I like iWork ’08 very much. Most of my actual writing needs are met by a combination of Scrivener and Nisus Writer, but if there is layout required, Pages comes into play. For dealing with figures I love the simplicity of Numbers, especially the way it allows you to lay out tables in a human-friendly way. For presentations Keynote is the best in the business. iWork is also good value for money, but there is one thing standing in the way of me adopting it as my primary office suite: proprietary file formats.

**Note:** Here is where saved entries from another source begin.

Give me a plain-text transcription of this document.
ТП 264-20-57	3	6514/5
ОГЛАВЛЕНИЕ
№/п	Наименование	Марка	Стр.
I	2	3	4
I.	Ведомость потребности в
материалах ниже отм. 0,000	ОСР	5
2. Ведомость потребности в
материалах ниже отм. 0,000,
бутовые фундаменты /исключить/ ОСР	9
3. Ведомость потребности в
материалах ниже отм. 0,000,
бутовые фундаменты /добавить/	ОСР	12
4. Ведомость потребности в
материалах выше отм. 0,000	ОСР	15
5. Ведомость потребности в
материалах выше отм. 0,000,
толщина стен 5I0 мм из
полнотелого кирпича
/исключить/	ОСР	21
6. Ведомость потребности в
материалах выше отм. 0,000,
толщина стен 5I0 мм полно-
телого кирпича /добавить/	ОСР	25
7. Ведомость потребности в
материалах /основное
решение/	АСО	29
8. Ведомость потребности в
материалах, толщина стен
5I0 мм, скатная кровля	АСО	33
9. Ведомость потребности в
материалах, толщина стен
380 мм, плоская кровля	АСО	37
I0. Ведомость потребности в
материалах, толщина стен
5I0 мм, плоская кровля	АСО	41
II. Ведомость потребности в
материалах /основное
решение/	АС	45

I don’t object as such to Apple deciding on its own format. iWork apps operate differently from every other office suite and if Apple thinks it can do better with its own format, well, who are we to judge? The problem is Apple’s format is the default and you can’t change it. It’s possible to save your documents in a few other formats (.rtf, .pdf, .doc etc.), but only by exporting them separately. Worse still, documents saved in iWork ’09 format can’t be read by iWork ’08. Not even in a ‘You know you should really upgrade, but since you haven’t you’ll have to put up with this mess’ kind of way. I don’t believe there is a technical reason for this, but I suppose it doesn’t matter too much because I would never consider saving anything in the iWork formats if I thought for a moment someone else (including future me) might ever need to look at it. It also means a lot of things might have to be saved twice in two different formats, wasting disk space and creating a version control problem. It keeps me from using iWork more often.

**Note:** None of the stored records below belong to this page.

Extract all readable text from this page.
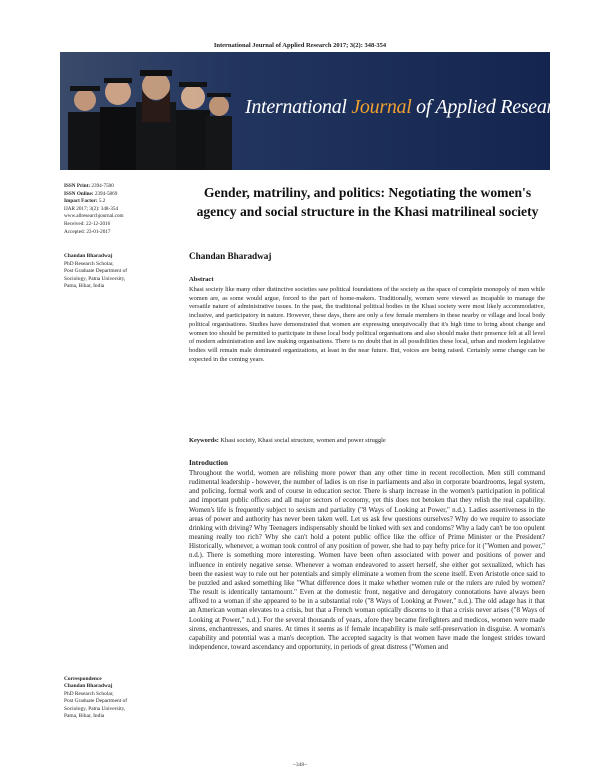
International Journal of Applied Research 2017; 3(2): 348-354
International Journal of Applied Research
ISSN Print: 2394-7500
ISSN Online: 2394-5869
Impact Factor: 5.2
IJAR 2017; 3(2): 348-354
www.allresearchjournal.com
Received: 22-12-2016
Accepted: 23-01-2017
Chandan Bharadwaj
PhD Research Scholar,
Post Graduate Department of
Sociology, Patna University,
Patna, Bihar, India
Correspondence
Chandan Bharadwaj
PhD Research Scholar,
Post Graduate Department of
Sociology, Patna University,
Patna, Bihar, India
Gender, matriliny, and politics: Negotiating the women's agency and social structure in the Khasi matrilineal society
Chandan Bharadwaj
Abstract
Khasi society like many other distinctive societies saw political foundations of the society as the space of complete monopoly of men while women are, as some would argue, forced to the part of home-makers. Traditionally, women were viewed as incapable to manage the versatile nature of administrative issues. In the past, the traditional political bodies in the Khasi society were most likely accommodative, inclusive, and participatory in nature. However, these days, there are only a few female members in these nearby or village and local body political organisations. Studies have demonstrated that women are expressing unequivocally that it's high time to bring about change and women too should be permitted to participate in these local body political organisations and also should make their presence felt at all level of modern administration and law making organisations. There is no doubt that in all possibilities these local, urban and modern legislative bodies will remain male dominated organizations, at least in the near future. But, voices are being raised. Certainly some change can be expected in the coming years.
Keywords: Khasi society, Khasi social structure, women and power struggle
Introduction
Throughout the world, women are relishing more power than any other time in recent recollection. Men still command rudimental leadership - however, the number of ladies is on rise in parliaments and also in corporate boardrooms, legal system, and policing, formal work and of course in education sector. There is sharp increase in the women's participation in political and important public offices and all major sectors of economy, yet this does not betoken that they relish the real capability. Women's life is frequently subject to sexism and partiality ("8 Ways of Looking at Power," n.d.). Ladies assertiveness in the areas of power and authority has never been taken well. Let us ask few questions ourselves? Why do we require to associate drinking with driving? Why Teenagers indispensably should be linked with sex and condoms? Why a lady can't be too opulent meaning really too rich? Why she can't hold a potent public office like the office of Prime Minister or the President? Historically, whenever, a woman took control of any position of power, she had to pay hefty price for it ("Women and power," n.d.). There is something more interesting. Women have been often associated with power and positions of power and influence in entirely negative sense. Whenever a woman endeavored to assert herself, she either got sexualized, which has been the easiest way to rule out her potentials and simply eliminate a women from the scene itself. Even Aristotle once said to be puzzled and asked something like "What difference does it make whether women rule or the rulers are ruled by women? The result is identically tantamount." Even at the domestic front, negative and derogatory connotations have always been affixed to a woman if she appeared to be in a substantial role ("8 Ways of Looking at Power," n.d.). The old adage has it that an American woman elevates to a crisis, but that a French woman optically discerns to it that a crisis never arises ("8 Ways of Looking at Power," n.d.). For the several thousands of years, afore they became firefighters and medicos, women were made sirens, enchantresses, and snares. At times it seems as if female incapability is male self-preservation in disguise. A woman's capability and potential was a man's deception. The accepted sagacity is that women have made the longest strides toward independence, toward ascendancy and opportunity, in periods of great distress ("Women and
~348~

This is completely out of step with the way things are going. Even Microsoft, hardly a paragon of virtue in this regard, is adding ODF support in Office 14. OpenOffice.org, which is available for free, can open and save a multitude of different and competing formats. It just isn’t good enough any more. The online iWork.com service looks like a slick way of presenting online documents, but iWork itself has a fraction of a fraction of the office suite market and making life more inconvenient for users than it needs to be is not the way to improve on that position.

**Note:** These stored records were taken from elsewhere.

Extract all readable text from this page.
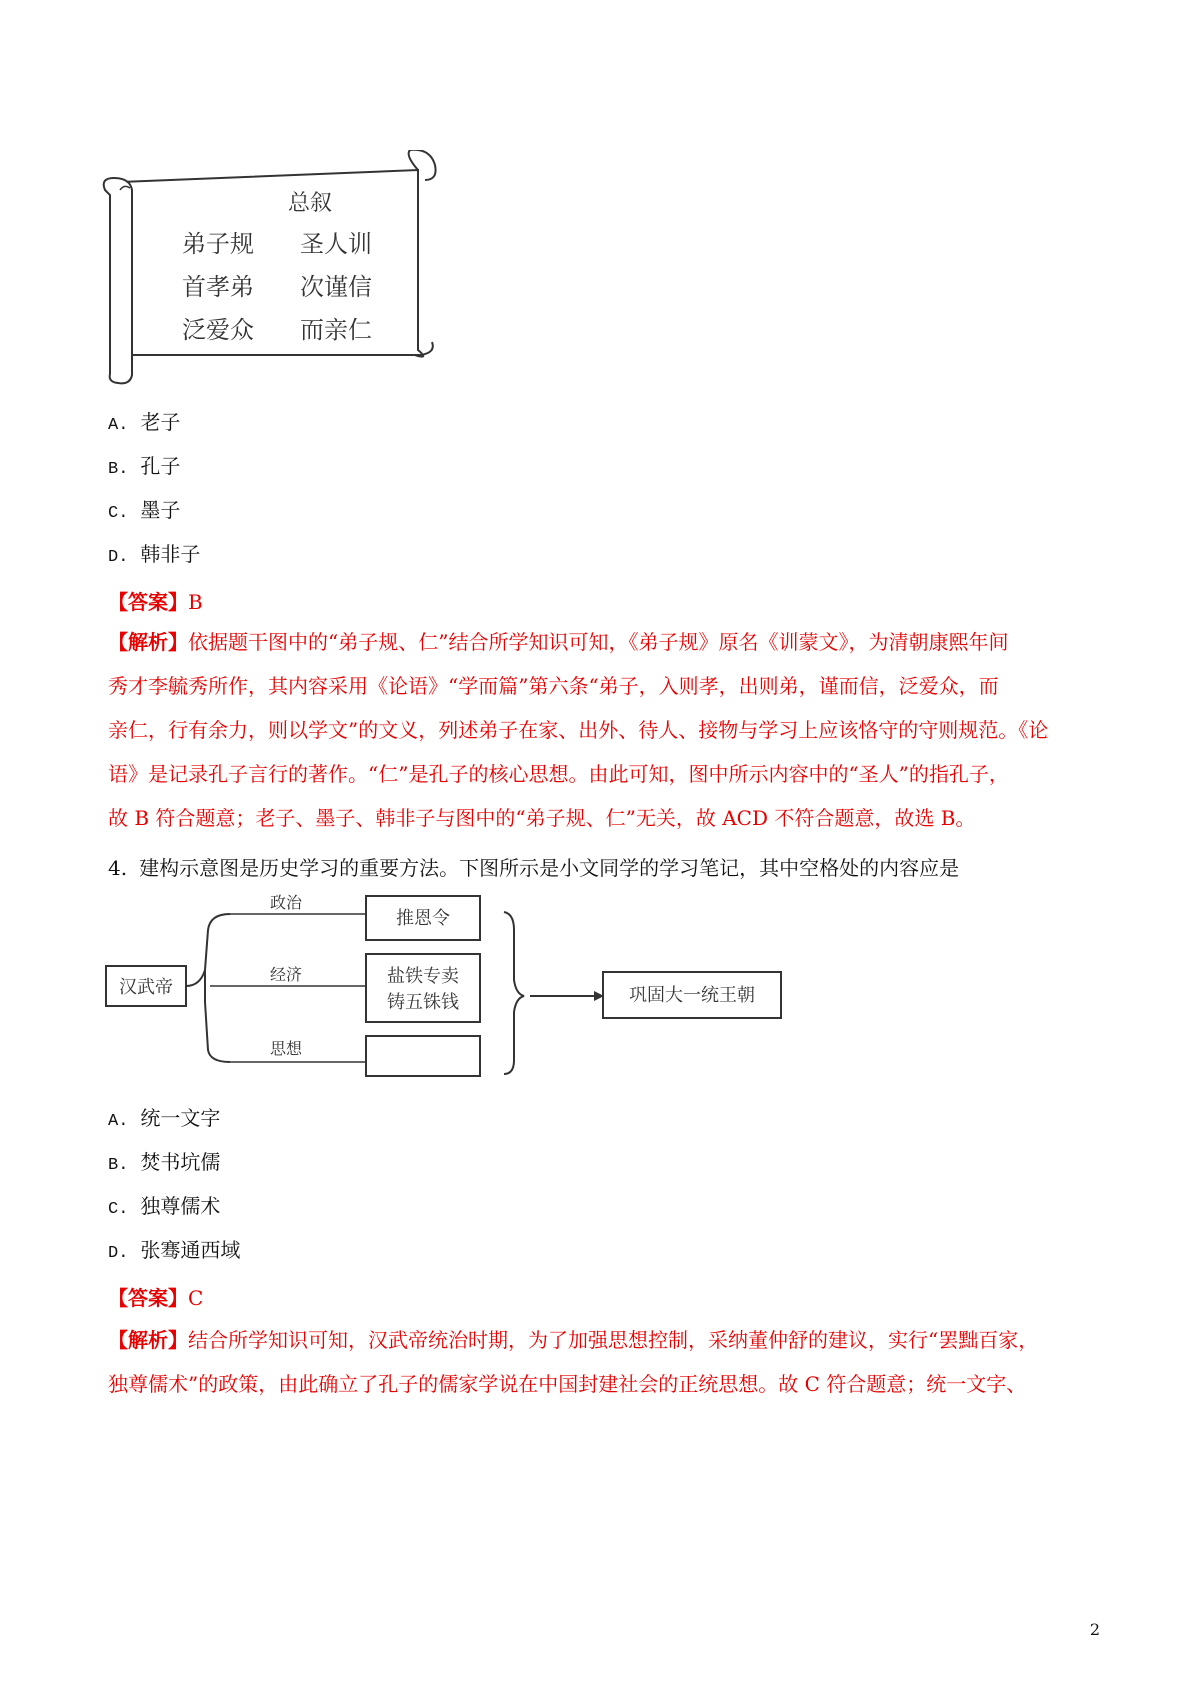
总叙
弟子规 圣人训
首孝弟 次谨信
泛爱众 而亲仁
A. 老子
B. 孔子
C. 墨子
D. 韩非子
【答案】B
【解析】依据题干图中的“弟子规、仁”结合所学知识可知，《弟子规》原名《训蒙文》，为清朝康熙年间
秀才李毓秀所作，其内容采用《论语》“学而篇”第六条“弟子，入则孝，出则弟，谨而信，泛爱众，而
亲仁，行有余力，则以学文”的文义，列述弟子在家、出外、待人、接物与学习上应该恪守的守则规范。《论
语》是记录孔子言行的著作。“仁”是孔子的核心思想。由此可知，图中所示内容中的“圣人”的指孔子，
故 B 符合题意；老子、墨子、韩非子与图中的“弟子规、仁”无关，故 ACD 不符合题意，故选 B。
4. 建构示意图是历史学习的重要方法。下图所示是小文同学的学习笔记，其中空格处的内容应是
汉武帝
政治
经济
思想
推恩令
盐铁专卖
铸五铢钱	巩固大一统王朝
A. 统一文字
B. 焚书坑儒
C. 独尊儒术
D. 张骞通西域
【答案】C
【解析】结合所学知识可知，汉武帝统治时期，为了加强思想控制，采纳董仲舒的建议，实行“罢黜百家，
独尊儒术”的政策，由此确立了孔子的儒家学说在中国封建社会的正统思想。故 C 符合题意；统一文字、
2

It also looks weak. Part of the reason for iWork09’s online features is that they will make it easier to collaborate with people who don’t use iWork09 or, heaven forfend, don’t use Macs. But the point about using a Mac is that Mac users choose to be Mac users. They do so because they find Macs better, easier, more powerful; that’s why they have a reputation for evangelising. So they are not going to buy a Dell running Windows Vista just because iWork doesn’t have online collaborative tools, but they might choose OpenOffice.org to run on their Macs if they can’t easily save their work in ODF or MS Office formats or have to pay for the privilege of working with others. If some kind of half-hearted lock in is all Apple has to persuade its customers to stay it might as well give up on iWork right now and that would be a shame.
So come on Apple, what’s the problem with offering other formats in the Save As menu and at least giving us the option of using an open format? You have nothing to lose and a whole new market to gain.